Actualisé 26.02.2020 à 10:46

Football

Tami: «Les défis qui nous attendent sont grands»

Le directeur des équipes nationales s'est félicité, mardi à Muri, de la prolongation de contrat de Vladimir Petkovic, mais aussi de la direction prise par le football suisse.

de
Robin Carrel, Muri
Vladimir Petkovic, suivi comme son ombre par son directeur.

Vladimir Petkovic, suivi comme son ombre par son directeur.

Keystone

L'heure était aux sourires, mardi après-midi, dans la maison du football helvétique, dans la banlieue bernoise. L'Association suisse de football a choisi de prolonger son sélectionneur actuel, qui se trouve devant deux défis de taille: briller cet été lors de l'Euro et se qualifier ensuite pour la Coupe du monde au Qatar. Interview du patron du jeu de ballon en Suisse.

Pierluigi Tami, on se trompe si on se dit que cette prolongation de contrat de Vladimir Petkovic est une décision logique et qu'elle permet d'aller au prochain Euro l'esprit libéré?

C'est vrai que c'était un de nos objectifs. Je n'aurais pas accepté de préparer un Championnat d'Europe avec des éléments qui auraient pu perturber sa préparation. On doit mettre toutes nos énergies sur cette compétition et on voulait de la clarté sur ce point le plus vite possible. J'avais promis qu'on aurait une réponse à la fin du mois de février, on l'a fait. Ce qu'on avait à dire aujourd'hui, c'était pour moi très positif. Parce qu'on pouvait ainsi donner de la continuité au travail que nous avons commencé.
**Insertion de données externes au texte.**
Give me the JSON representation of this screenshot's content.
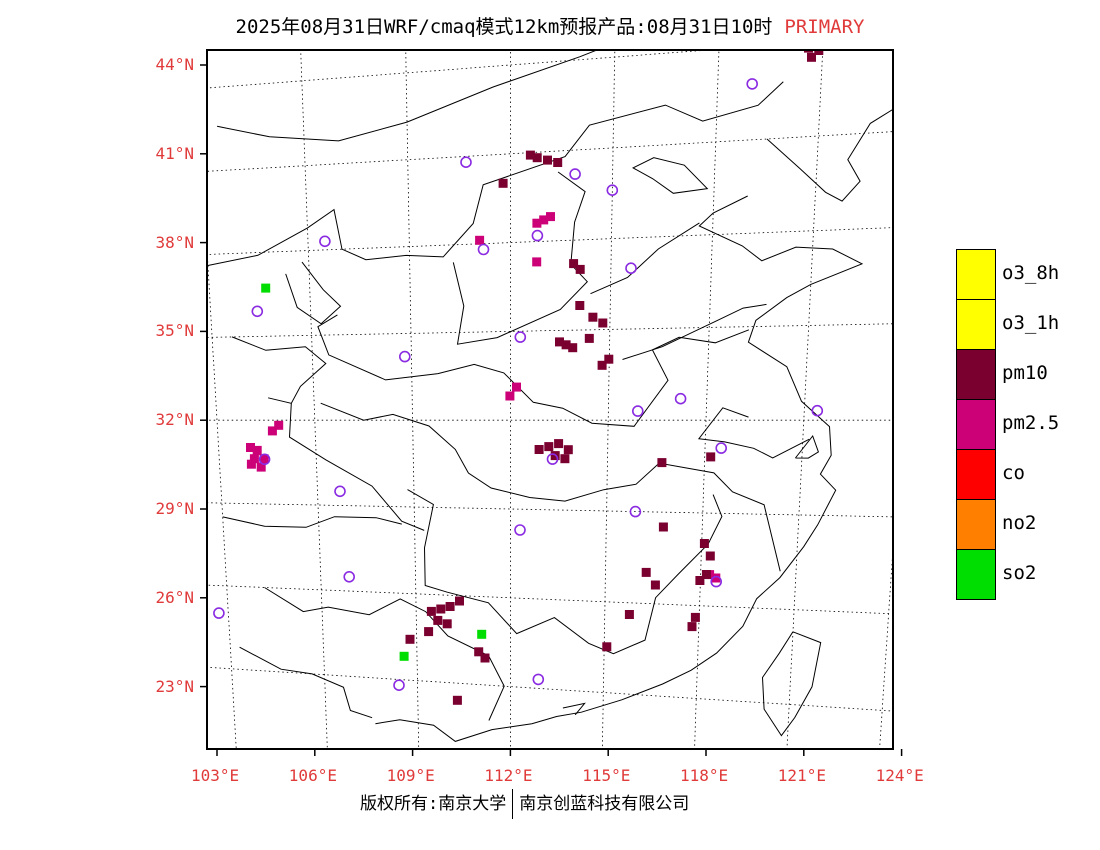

On ne le dit peut-être pas assez, mais le bilan du «Mister» est assez exceptionnel...

Oui, il est très, très bon. On a tendance aujourd'hui à prendre les qualifications pour les grands tournois comme quelque chose de normal...

Ce qui, pour la Suisse finalement, n'est pas tout à fait normal.

Mais pas seulement pour la Suisse! Il y a beaucoup d'éléments qui entrent en ligne de compte, mais la façon dont on l'a toujours fait sous la houlette de Vladimir Petkovic est à travers un jeu d'équipe. On l'a dit lors de cette conférence de presse, les préoccupations du sélectionneur sont nombreuses. Quand il voit aujourd'hui le nombre de joueurs qui ne sont pas dans une situation optimale en club... Mais ce que la Suisse a toujours montré, ce n'est pas un jeu qui compte sur les individualités, mais collectif. C'est aussi ce qui nous laisse de belles espérances pour le futur.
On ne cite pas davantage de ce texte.